Could we cool down the planet by mimicking a volcano?
Our impacts on the planet, including its climate, have been colossal so if we don’t want to see the end of life on Earth as we know it, we’ll need to do something. Doing something means either reducing those impacts considerably or else trying to remedy their effects, such as through large-scale geoengineering projects.
That also applies to the climate. Unless we do something and fast, the effects of climate change are set to spiral out of control, wreaking havoc with the planet’s environment from pole to pole and everywhere in between.
To stop that happening, a team of scientists at Harvard University in the United States has an idea: they suggest deploying a fleet of specially designed new aircraft to spray sulfate particles into the lower stratosphere with the aim of helping cool down our feverish planet.
It may sound like a scheme by a mad scientist in a James Bond movie, or a futile effort at best, yet the scientists believe it could work. Called the Stratospheric Controlled Perturbation Experiment (SCoPEx), the solar geoengineering project is based on a simple idea: if we can increase Earth’s ability to reflect solar radiation back into space, we can keep us cooler at ground level.
To do that, though, we would need to vast amounts of aerosols into the stratosphere at nearly 20km above the surface. That would be quite an undertaking.
The scientists envision a fleet of up to 100 specially designed jets, which would need to complete more than 60,000 missions over 15 years in order to pull it off.

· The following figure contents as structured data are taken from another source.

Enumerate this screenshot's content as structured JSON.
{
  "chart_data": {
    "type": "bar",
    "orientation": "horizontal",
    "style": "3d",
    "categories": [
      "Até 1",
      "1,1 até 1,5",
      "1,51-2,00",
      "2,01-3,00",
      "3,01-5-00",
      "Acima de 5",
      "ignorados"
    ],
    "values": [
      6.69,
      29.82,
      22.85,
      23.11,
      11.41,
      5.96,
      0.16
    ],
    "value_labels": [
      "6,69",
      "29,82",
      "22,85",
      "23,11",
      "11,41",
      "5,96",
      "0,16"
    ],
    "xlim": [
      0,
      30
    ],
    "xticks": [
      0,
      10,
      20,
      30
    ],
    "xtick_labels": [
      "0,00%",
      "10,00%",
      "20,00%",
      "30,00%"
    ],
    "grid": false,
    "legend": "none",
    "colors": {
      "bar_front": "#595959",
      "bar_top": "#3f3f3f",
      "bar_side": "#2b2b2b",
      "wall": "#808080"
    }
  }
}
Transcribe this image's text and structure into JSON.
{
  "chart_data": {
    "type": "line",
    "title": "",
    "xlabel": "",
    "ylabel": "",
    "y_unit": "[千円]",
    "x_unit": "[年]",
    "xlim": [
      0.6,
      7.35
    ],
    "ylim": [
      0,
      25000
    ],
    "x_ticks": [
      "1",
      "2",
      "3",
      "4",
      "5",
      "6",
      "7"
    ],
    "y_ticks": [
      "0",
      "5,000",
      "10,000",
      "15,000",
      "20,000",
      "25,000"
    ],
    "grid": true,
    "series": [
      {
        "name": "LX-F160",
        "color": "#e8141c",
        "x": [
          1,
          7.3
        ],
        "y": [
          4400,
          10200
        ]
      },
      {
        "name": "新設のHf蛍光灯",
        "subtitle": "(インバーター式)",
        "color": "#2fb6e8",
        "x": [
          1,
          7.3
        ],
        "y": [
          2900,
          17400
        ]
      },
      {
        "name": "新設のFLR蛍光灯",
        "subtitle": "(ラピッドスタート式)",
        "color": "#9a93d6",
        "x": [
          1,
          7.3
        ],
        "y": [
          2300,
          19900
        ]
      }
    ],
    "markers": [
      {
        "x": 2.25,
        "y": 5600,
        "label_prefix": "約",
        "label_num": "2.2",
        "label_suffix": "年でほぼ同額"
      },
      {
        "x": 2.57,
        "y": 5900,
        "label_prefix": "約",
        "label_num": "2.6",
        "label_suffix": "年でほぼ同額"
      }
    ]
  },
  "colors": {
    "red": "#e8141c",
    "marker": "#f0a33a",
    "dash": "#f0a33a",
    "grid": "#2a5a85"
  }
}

The project could cost around $3.5 billion to get it off the ground with an extra $2.25 billion spent on it in each subsequent year. Billionaire investor Bill Gates has thrown his support behind the idea, as have the Hewlett Foundation, the Alfred P. Sloan Foundation, and several other institutions and individuals so funding might be on the way.
“SCoPEx builds on four decades of research on the environmental chemistry of the ozone layer,” the scientists explain. “SCoPEx will use or adapt many of the high-performance sensors and flight-system engineering experience developed for this ozone research. Analyzing these experiments will improve our knowledge beyond what is currently available within computer models or is measurable with confidence under laboratory conditions.”

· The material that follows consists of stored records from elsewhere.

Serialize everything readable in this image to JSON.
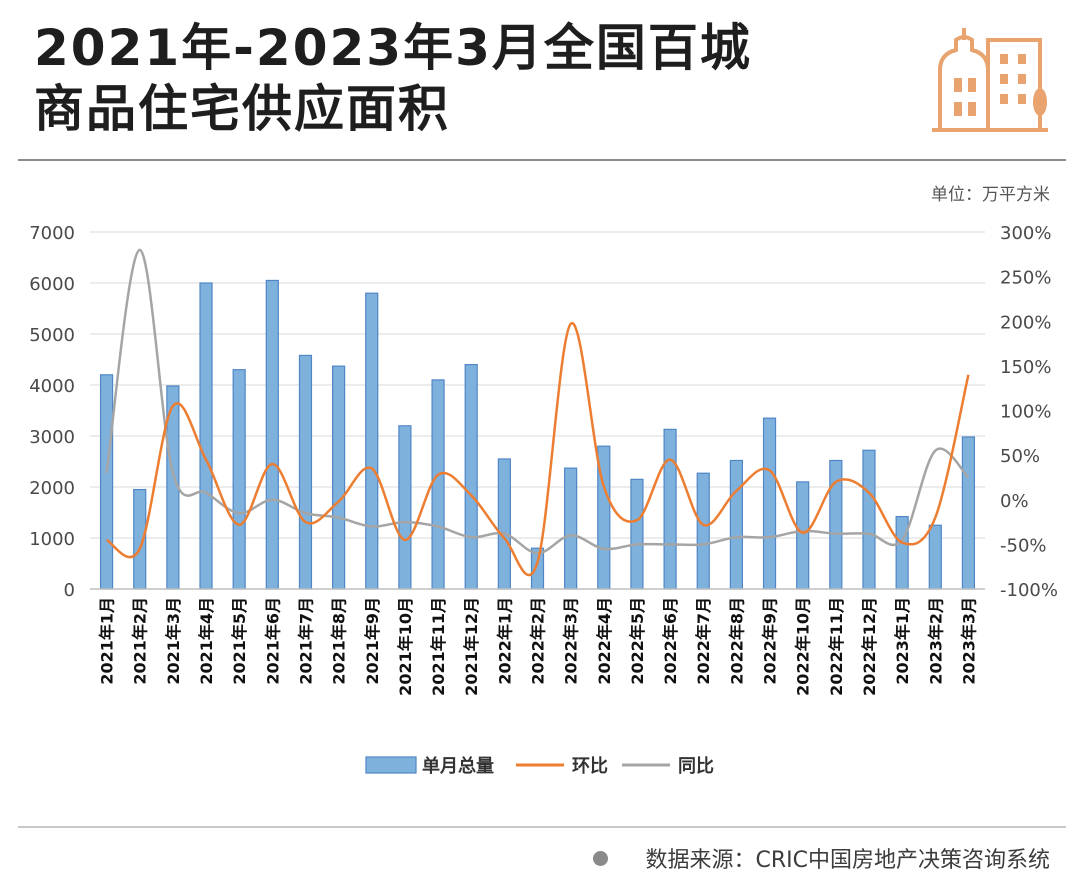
{
  "title": {
    "line1": "2021年-2023年3月全国百城",
    "line2": "商品住宅供应面积"
  },
  "icon": "city-buildings-icon",
  "unit_label": "单位：万平方米",
  "source": {
    "text": "数据来源：CRIC中国房地产决策咨询系统"
  },
  "colors": {
    "bar": "#7fb1dd",
    "bar_border": "#4f86c6",
    "mom_line": "#ed7d31",
    "yoy_line": "#a5a5a5",
    "logo": "#e8a36e"
  },
  "chart_data": {
    "type": "bar",
    "categories": [
      "2021年1月",
      "2021年2月",
      "2021年3月",
      "2021年4月",
      "2021年5月",
      "2021年6月",
      "2021年7月",
      "2021年8月",
      "2021年9月",
      "2021年10月",
      "2021年11月",
      "2021年12月",
      "2022年1月",
      "2022年2月",
      "2022年3月",
      "2022年4月",
      "2022年5月",
      "2022年6月",
      "2022年7月",
      "2022年8月",
      "2022年9月",
      "2022年10月",
      "2022年11月",
      "2022年12月",
      "2023年1月",
      "2023年2月",
      "2023年3月"
    ],
    "y_left": {
      "min": 0,
      "max": 7000,
      "ticks": [
        0,
        1000,
        2000,
        3000,
        4000,
        5000,
        6000,
        7000
      ]
    },
    "y_right": {
      "min": -100,
      "max": 300,
      "ticks": [
        -100,
        -50,
        0,
        50,
        100,
        150,
        200,
        250,
        300
      ],
      "tick_labels": [
        "-100%",
        "-50%",
        "0%",
        "50%",
        "100%",
        "150%",
        "200%",
        "250%",
        "300%"
      ]
    },
    "series": [
      {
        "name": "单月总量",
        "type": "bar",
        "axis": "left",
        "values": [
          4200,
          1950,
          3980,
          6000,
          4300,
          6050,
          4580,
          4370,
          5800,
          3200,
          4100,
          4400,
          2550,
          800,
          2370,
          2800,
          2150,
          3130,
          2270,
          2520,
          3350,
          2100,
          2520,
          2720,
          1420,
          1250,
          2980
        ]
      },
      {
        "name": "环比",
        "type": "line",
        "axis": "right",
        "values": [
          -45,
          -55,
          105,
          45,
          -28,
          40,
          -25,
          -2,
          35,
          -45,
          28,
          5,
          -43,
          -70,
          197,
          15,
          -23,
          45,
          -28,
          10,
          33,
          -37,
          20,
          8,
          -48,
          -20,
          140
        ]
      },
      {
        "name": "同比",
        "type": "line",
        "axis": "right",
        "values": [
          30,
          280,
          30,
          8,
          -15,
          0,
          -15,
          -20,
          -30,
          -25,
          -30,
          -42,
          -38,
          -60,
          -40,
          -55,
          -50,
          -50,
          -50,
          -42,
          -42,
          -35,
          -38,
          -38,
          -45,
          55,
          25
        ]
      }
    ],
    "legend": {
      "position": "bottom",
      "items": [
        "单月总量",
        "环比",
        "同比"
      ]
    }
  }
}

That said, releasing large amounts of aerosols into the atmosphere to cool the planet is a tall order for us. Yet nature has done just that repeatedly. It did so in 1815, for instance, when the Mount Tambora volcano erupted in what is now Indonesia in the spring of that year. The volcano spewed vast amounts of volcanic ash and droplets of sulfuric acid into the atmosphere.

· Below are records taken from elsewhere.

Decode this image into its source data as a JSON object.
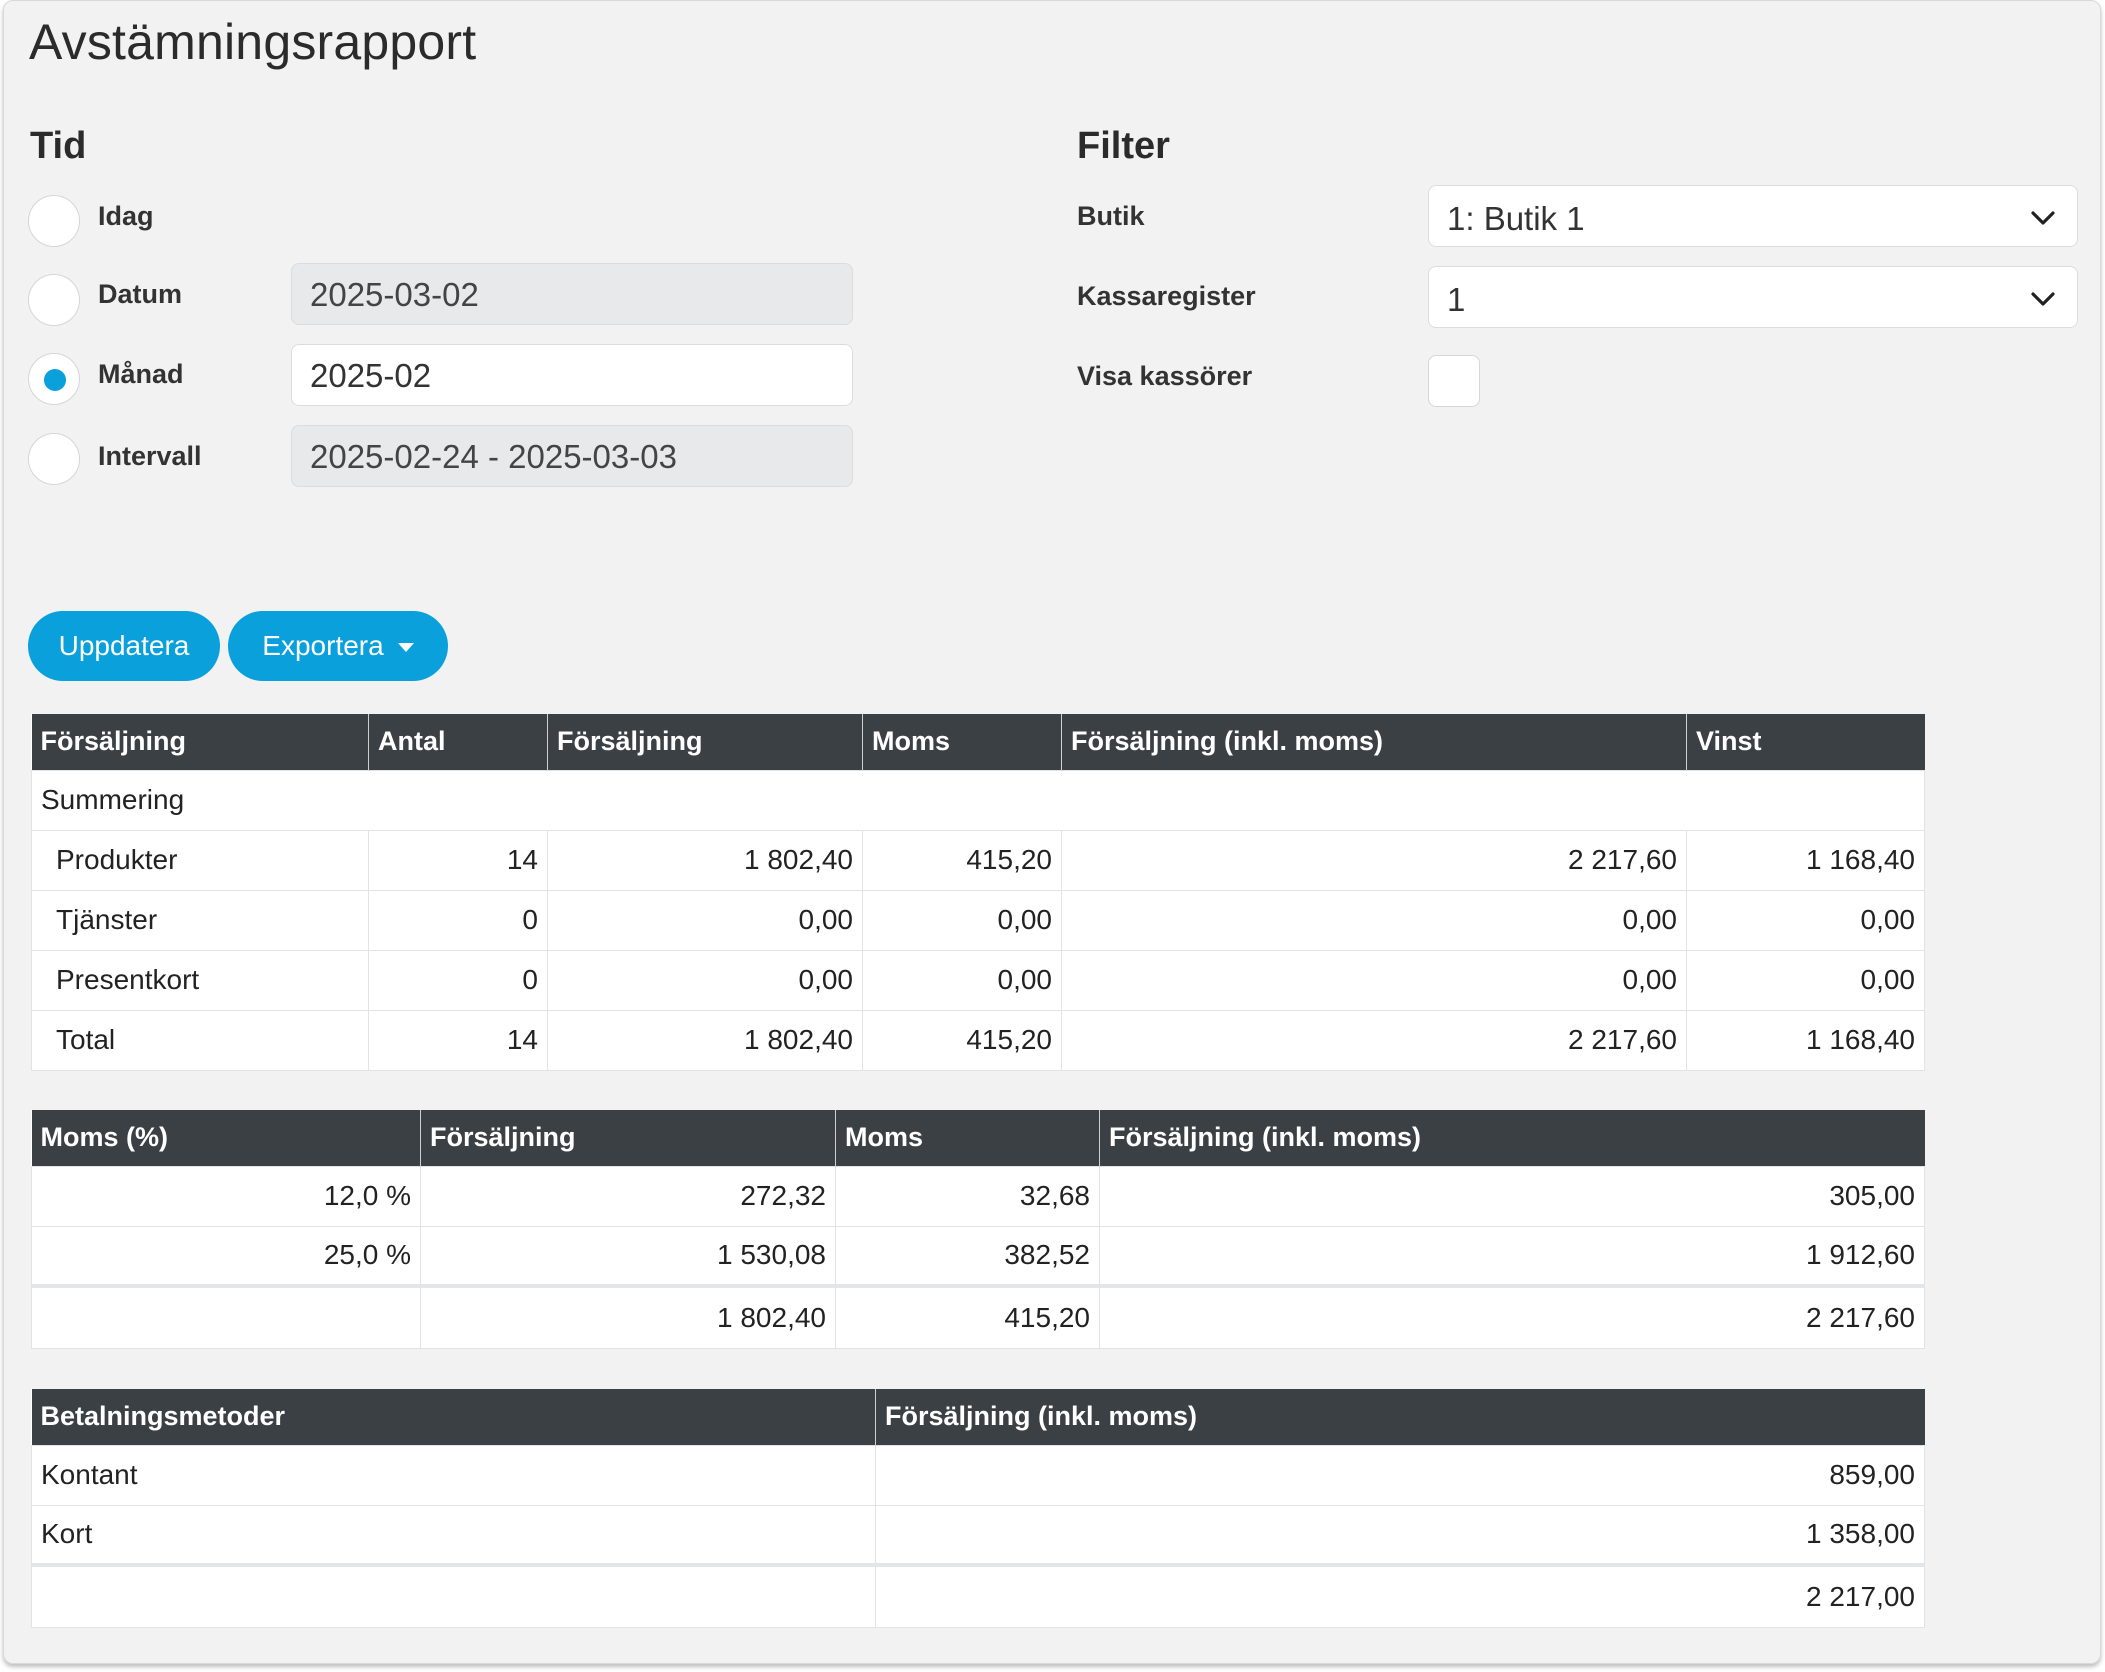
{
  "title": "Avstämningsrapport",
  "time": {
    "heading": "Tid",
    "options": [
      {
        "label": "Idag",
        "value": "",
        "checked": false,
        "disabled": false
      },
      {
        "label": "Datum",
        "value": "2025-03-02",
        "checked": false,
        "disabled": true
      },
      {
        "label": "Månad",
        "value": "2025-02",
        "checked": true,
        "disabled": false
      },
      {
        "label": "Intervall",
        "value": "2025-02-24 - 2025-03-03",
        "checked": false,
        "disabled": true
      }
    ]
  },
  "filter": {
    "heading": "Filter",
    "store_label": "Butik",
    "store_value": "1: Butik 1",
    "register_label": "Kassaregister",
    "register_value": "1",
    "show_cashiers_label": "Visa kassörer",
    "show_cashiers_checked": false
  },
  "actions": {
    "update_label": "Uppdatera",
    "export_label": "Exportera"
  },
  "sales_table": {
    "headers": [
      "Försäljning",
      "Antal",
      "Försäljning",
      "Moms",
      "Försäljning (inkl. moms)",
      "Vinst"
    ],
    "group_label": "Summering",
    "rows": [
      [
        "Produkter",
        "14",
        "1 802,40",
        "415,20",
        "2 217,60",
        "1 168,40"
      ],
      [
        "Tjänster",
        "0",
        "0,00",
        "0,00",
        "0,00",
        "0,00"
      ],
      [
        "Presentkort",
        "0",
        "0,00",
        "0,00",
        "0,00",
        "0,00"
      ],
      [
        "Total",
        "14",
        "1 802,40",
        "415,20",
        "2 217,60",
        "1 168,40"
      ]
    ]
  },
  "vat_table": {
    "headers": [
      "Moms (%)",
      "Försäljning",
      "Moms",
      "Försäljning (inkl. moms)"
    ],
    "rows": [
      [
        "12,0 %",
        "272,32",
        "32,68",
        "305,00"
      ],
      [
        "25,0 %",
        "1 530,08",
        "382,52",
        "1 912,60"
      ]
    ],
    "total": [
      "",
      "1 802,40",
      "415,20",
      "2 217,60"
    ]
  },
  "payment_table": {
    "headers": [
      "Betalningsmetoder",
      "Försäljning (inkl. moms)"
    ],
    "rows": [
      [
        "Kontant",
        "859,00"
      ],
      [
        "Kort",
        "1 358,00"
      ]
    ],
    "total": [
      "",
      "2 217,00"
    ]
  },
  "colors": {
    "accent": "#0aa0dc",
    "table_header": "#3b4045",
    "panel_bg": "#f2f2f2"
  }
}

The ash and droplets came to act as a screen that shielded the surface from many of the sun’s rays. Global temperatures dropped as a result and 1816 came to be known the “Year Without a Summer.”
Questions remain, though, about the feasibility of pulling off such an ambitious undertaking successfully. We should also be concerned about the possible unintended consequences. Numerous species of plants and animals could be adversely affected by a serious reduction in sunrays over many years, which could speed up already alarming extinction rates.
Reducing our greenhouse gas emissions significantly is still our best bet. Yet failing that we’ll have to try other last-ditch efforts. “[A]s the effects of climate change worsen, solar geoengineering may be looked to as a tool to mitigate these effects,” argues Louise Bedsworth, who chairs Harvard’s Advisory Committee for the SCoPEx Project.
“I believe responsible, accessible, and transparent research is needed to understand the technical, political, and societal implications of solar geoengineering and to support informed decisions around deployment if such decisions become necessary.”